Humility gives us strength. It allows us to see ourselves as we really are — broken and in need of a father. And, like the father in this parable, our Heavenly Father is always ready to receive and forgive. No matter how far we’ve traveled from God, He is always waiting for our return. An avenue for forgiveness and restoration is always there for us.

The Older Son

Luke 15:25 – 32:

“Now his older son was in the field, and as he came and drew near to the house, he heard music and dancing. And he called one of the servants and asked what these things meant. And he said to him, ‘Your brother has come, and your father has killed the fattened calf, because he has received him back safe and sound.’

“But he was angry and refused to go in. His father came out and entreated him, but he answered his father, ‘Look, these many years I have served you, and I never disobeyed your command, yet you never gave me a young goat, that I might celebrate with my friends. But when this son of yours came, who has devoured your property with prostitutes, you killed the fattened calf for him!’

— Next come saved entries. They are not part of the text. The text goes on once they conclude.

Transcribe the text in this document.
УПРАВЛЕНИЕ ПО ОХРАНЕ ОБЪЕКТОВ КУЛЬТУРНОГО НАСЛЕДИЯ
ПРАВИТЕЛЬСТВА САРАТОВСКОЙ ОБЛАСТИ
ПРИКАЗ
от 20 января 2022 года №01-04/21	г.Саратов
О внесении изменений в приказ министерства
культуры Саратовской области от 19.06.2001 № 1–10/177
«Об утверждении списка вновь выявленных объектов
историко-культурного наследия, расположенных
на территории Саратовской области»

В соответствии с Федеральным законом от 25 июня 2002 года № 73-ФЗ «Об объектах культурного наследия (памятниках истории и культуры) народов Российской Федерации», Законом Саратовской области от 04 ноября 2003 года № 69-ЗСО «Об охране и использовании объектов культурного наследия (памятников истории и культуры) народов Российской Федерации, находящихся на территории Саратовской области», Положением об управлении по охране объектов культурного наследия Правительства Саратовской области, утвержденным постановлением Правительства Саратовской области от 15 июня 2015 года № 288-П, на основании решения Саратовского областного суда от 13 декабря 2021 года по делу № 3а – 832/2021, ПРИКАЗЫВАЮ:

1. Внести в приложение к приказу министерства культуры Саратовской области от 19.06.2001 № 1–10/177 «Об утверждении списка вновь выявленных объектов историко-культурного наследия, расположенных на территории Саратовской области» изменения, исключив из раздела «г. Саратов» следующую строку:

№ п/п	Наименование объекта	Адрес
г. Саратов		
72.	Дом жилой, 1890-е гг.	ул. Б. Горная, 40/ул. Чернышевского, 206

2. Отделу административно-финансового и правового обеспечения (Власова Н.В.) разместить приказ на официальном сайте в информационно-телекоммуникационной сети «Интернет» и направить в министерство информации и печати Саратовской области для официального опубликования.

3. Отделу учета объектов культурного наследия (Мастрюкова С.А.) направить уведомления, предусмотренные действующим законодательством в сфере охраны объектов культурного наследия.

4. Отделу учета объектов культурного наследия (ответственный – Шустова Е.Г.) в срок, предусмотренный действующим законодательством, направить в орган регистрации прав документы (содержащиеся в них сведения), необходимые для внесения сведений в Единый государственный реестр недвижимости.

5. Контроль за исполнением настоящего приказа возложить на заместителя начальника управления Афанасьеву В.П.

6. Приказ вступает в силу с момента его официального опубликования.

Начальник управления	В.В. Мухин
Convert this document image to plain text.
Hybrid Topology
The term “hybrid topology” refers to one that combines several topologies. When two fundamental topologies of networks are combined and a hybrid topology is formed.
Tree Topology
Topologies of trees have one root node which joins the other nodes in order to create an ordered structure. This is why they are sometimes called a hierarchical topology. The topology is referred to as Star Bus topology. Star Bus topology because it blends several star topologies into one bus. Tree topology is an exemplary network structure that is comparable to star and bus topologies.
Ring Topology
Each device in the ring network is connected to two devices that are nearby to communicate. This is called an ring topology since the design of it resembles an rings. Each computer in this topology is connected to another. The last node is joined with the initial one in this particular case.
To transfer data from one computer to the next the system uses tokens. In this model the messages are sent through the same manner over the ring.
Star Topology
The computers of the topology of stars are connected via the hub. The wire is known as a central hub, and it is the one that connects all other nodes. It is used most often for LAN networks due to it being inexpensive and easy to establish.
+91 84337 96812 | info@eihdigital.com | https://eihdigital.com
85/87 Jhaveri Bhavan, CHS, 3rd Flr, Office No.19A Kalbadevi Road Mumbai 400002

“And he said to him, ‘Son, you are always with me, and all that is mine is yours. It was fitting to celebrate and be glad, for this your brother was dead, and is alive; he was lost, and is found.’”

We can all identify with the younger brother, but we may not want to admit the times we identify with the older. We should always be ready to receive and forgive when an erring sister or brother comes back to the Father. We should be as willing to take back a repentant sinner as we would want to be received ourselves. We are one family. None of us are perfect, but we have a perfect Father holding us all together.

We’ve all been far from God, but Jesus closes that gap in His sacrifice. He invites us home, and now is always the best time to return. Our Father is waiting and watching. Turn to Him and confess your need for Him.